There are currently more than 11 million active registered voters in the state.
Florida law requires voters to be a U.S. citizen residing in the state. Florida also does not allow someone to vote if they are a convicted felon and have not had their civil rights restored.
State officials said they did not know yet if any of the people on the list voted illegally in past elections.
The state has been responsible for helping screen voters since 2006 when it launched a statewide voter registration database.
Prior to the launch of the database, Florida had come under fire for previous efforts to remove felons from the voting rolls, including a purge that happened right before the 2000 presidential election. An effort to remove felons back in 2004 was halted after it was discovered that the list drawn up by the state had problems.

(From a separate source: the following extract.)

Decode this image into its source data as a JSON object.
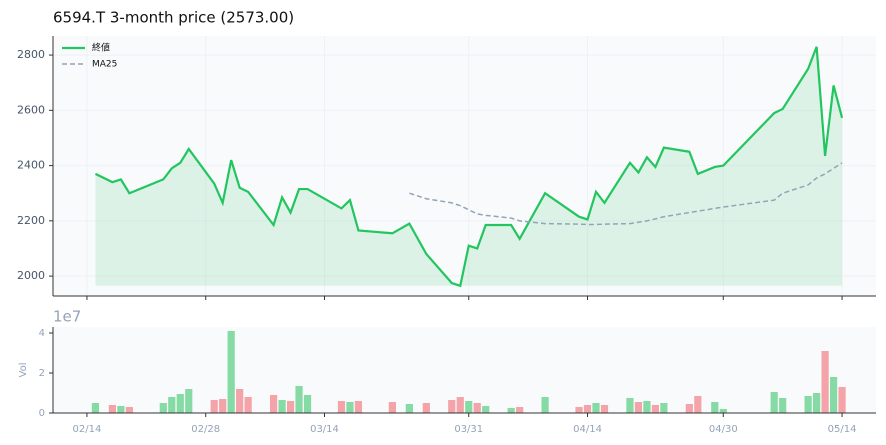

The state database is supposed to check the names of registered voters against other databases, including ones that contain the names of people who have died and people who have been sent to prison.
Driver's license numbers had been used to verify the identity of someone who had registered to vote but apparently the state was not checking citizenship status prior to last year. The state does not give driver's licenses to illegal immigrants, but it does grant them to legal visitors.

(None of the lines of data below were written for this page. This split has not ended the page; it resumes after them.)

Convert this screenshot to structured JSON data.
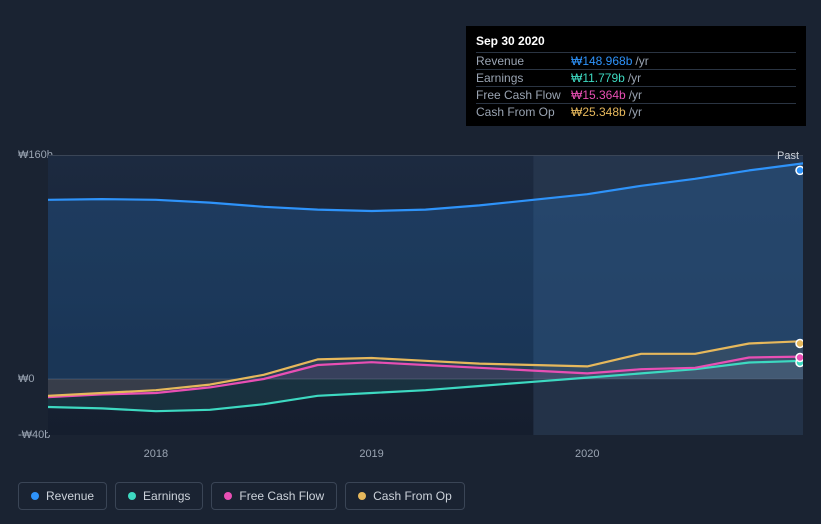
{
  "tooltip": {
    "date": "Sep 30 2020",
    "unit": "/yr",
    "rows": [
      {
        "label": "Revenue",
        "value": "₩148.968b",
        "color": "#2e93fa"
      },
      {
        "label": "Earnings",
        "value": "₩11.779b",
        "color": "#3dd9c1"
      },
      {
        "label": "Free Cash Flow",
        "value": "₩15.364b",
        "color": "#e84fb4"
      },
      {
        "label": "Cash From Op",
        "value": "₩25.348b",
        "color": "#e6b85c"
      }
    ]
  },
  "chart": {
    "type": "area",
    "background_from": "#1c2a40",
    "background_to": "#151e2e",
    "grid_color": "#3a4556",
    "axis_text_color": "#9aa4b2",
    "ylim": [
      -40,
      160
    ],
    "yticks": [
      {
        "value": 160,
        "label": "₩160b"
      },
      {
        "value": 0,
        "label": "₩0"
      },
      {
        "value": -40,
        "label": "-₩40b"
      }
    ],
    "xlim": [
      2017.5,
      2021.0
    ],
    "xticks": [
      {
        "value": 2018,
        "label": "2018"
      },
      {
        "value": 2019,
        "label": "2019"
      },
      {
        "value": 2020,
        "label": "2020"
      }
    ],
    "highlight_from": 2019.75,
    "highlight_color": "#2a3a52",
    "past_label": "Past",
    "marker_x": 2020.75,
    "series": [
      {
        "name": "Revenue",
        "color": "#2e93fa",
        "fill": "rgba(46,147,250,0.18)",
        "points": [
          [
            2017.5,
            128
          ],
          [
            2017.75,
            128.5
          ],
          [
            2018,
            128
          ],
          [
            2018.25,
            126
          ],
          [
            2018.5,
            123
          ],
          [
            2018.75,
            121
          ],
          [
            2019,
            120
          ],
          [
            2019.25,
            121
          ],
          [
            2019.5,
            124
          ],
          [
            2019.75,
            128
          ],
          [
            2020,
            132
          ],
          [
            2020.25,
            138
          ],
          [
            2020.5,
            143
          ],
          [
            2020.75,
            148.968
          ],
          [
            2021,
            154
          ]
        ]
      },
      {
        "name": "Earnings",
        "color": "#3dd9c1",
        "fill": "rgba(61,217,193,0.10)",
        "points": [
          [
            2017.5,
            -20
          ],
          [
            2017.75,
            -21
          ],
          [
            2018,
            -23
          ],
          [
            2018.25,
            -22
          ],
          [
            2018.5,
            -18
          ],
          [
            2018.75,
            -12
          ],
          [
            2019,
            -10
          ],
          [
            2019.25,
            -8
          ],
          [
            2019.5,
            -5
          ],
          [
            2019.75,
            -2
          ],
          [
            2020,
            1
          ],
          [
            2020.25,
            4
          ],
          [
            2020.5,
            7
          ],
          [
            2020.75,
            11.779
          ],
          [
            2021,
            13
          ]
        ]
      },
      {
        "name": "Free Cash Flow",
        "color": "#e84fb4",
        "fill": "rgba(232,79,180,0.08)",
        "points": [
          [
            2017.5,
            -13
          ],
          [
            2017.75,
            -11
          ],
          [
            2018,
            -10
          ],
          [
            2018.25,
            -6
          ],
          [
            2018.5,
            0
          ],
          [
            2018.75,
            10
          ],
          [
            2019,
            12
          ],
          [
            2019.25,
            10
          ],
          [
            2019.5,
            8
          ],
          [
            2019.75,
            6
          ],
          [
            2020,
            4
          ],
          [
            2020.25,
            7
          ],
          [
            2020.5,
            8
          ],
          [
            2020.75,
            15.364
          ],
          [
            2021,
            16
          ]
        ]
      },
      {
        "name": "Cash From Op",
        "color": "#e6b85c",
        "fill": "rgba(230,184,92,0.08)",
        "points": [
          [
            2017.5,
            -12
          ],
          [
            2017.75,
            -10
          ],
          [
            2018,
            -8
          ],
          [
            2018.25,
            -4
          ],
          [
            2018.5,
            3
          ],
          [
            2018.75,
            14
          ],
          [
            2019,
            15
          ],
          [
            2019.25,
            13
          ],
          [
            2019.5,
            11
          ],
          [
            2019.75,
            10
          ],
          [
            2020,
            9
          ],
          [
            2020.25,
            18
          ],
          [
            2020.5,
            18
          ],
          [
            2020.75,
            25.348
          ],
          [
            2021,
            27
          ]
        ]
      }
    ]
  },
  "legend": [
    {
      "label": "Revenue",
      "color": "#2e93fa"
    },
    {
      "label": "Earnings",
      "color": "#3dd9c1"
    },
    {
      "label": "Free Cash Flow",
      "color": "#e84fb4"
    },
    {
      "label": "Cash From Op",
      "color": "#e6b85c"
    }
  ]
}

Cate said the list of 182,000 people was drawn up by checking first and last names, date of birth and either a driver's license number, a Social Security number or an address. Most of the matches had identical driver's license numbers, names and birthdates. A state document shows that out of the nearly 182,000 identified that more than 172,000 were active voters, meaning they had cast ballots in recent elections or registered recently.
The state is taking the matches using other databases to try to confirm if the voter is not a U.S. citizen. Florida has asked for access to a federal database maintained by the Department of Homeland Security but so far the U.S. government has turned the state down.
The initial list of more than 2,600 voters given out by the state to supervisors shows the names of people who registered all the way from the late '50s to as recently as 2011. One Hillsborough County man on the list registered to vote in 1959.
Some have questioned the timing of the state's push to remove voters from the rolls. It comes while Florida is still in court over a 2011 law that curtailed early voting hours and tightened rules for groups registering voters. Legislators said the law was needed to protect the integrity of the state's elections, but the U.S. Department of Justice has questioned some of the changes.
"Of course Floridians are entitled to have confidence in the integrity of the voter rolls, and anyone not eligible should be removed and not permitted to vote," said Howard Simon, executive director of the American Civil Liberties Union of Florida. "But the 'potentials,' 'possibles,' 'might-bes' that are the basis for this initiative by the Secretary of State don't yet add up to voter fraud. Based on Florida's regrettable experience with voter purges, it would be a mistake to rely on the accuracy of the state's data."
Republican Party of Florida chairman Lenny Curry defended the state push.
"To now learn that thousands of illegal votes could be cast across our state is chilling and threatens the confidence people need to have in our elections," Curry said in a statement." Any amount of fraud or illegality in this system is too much."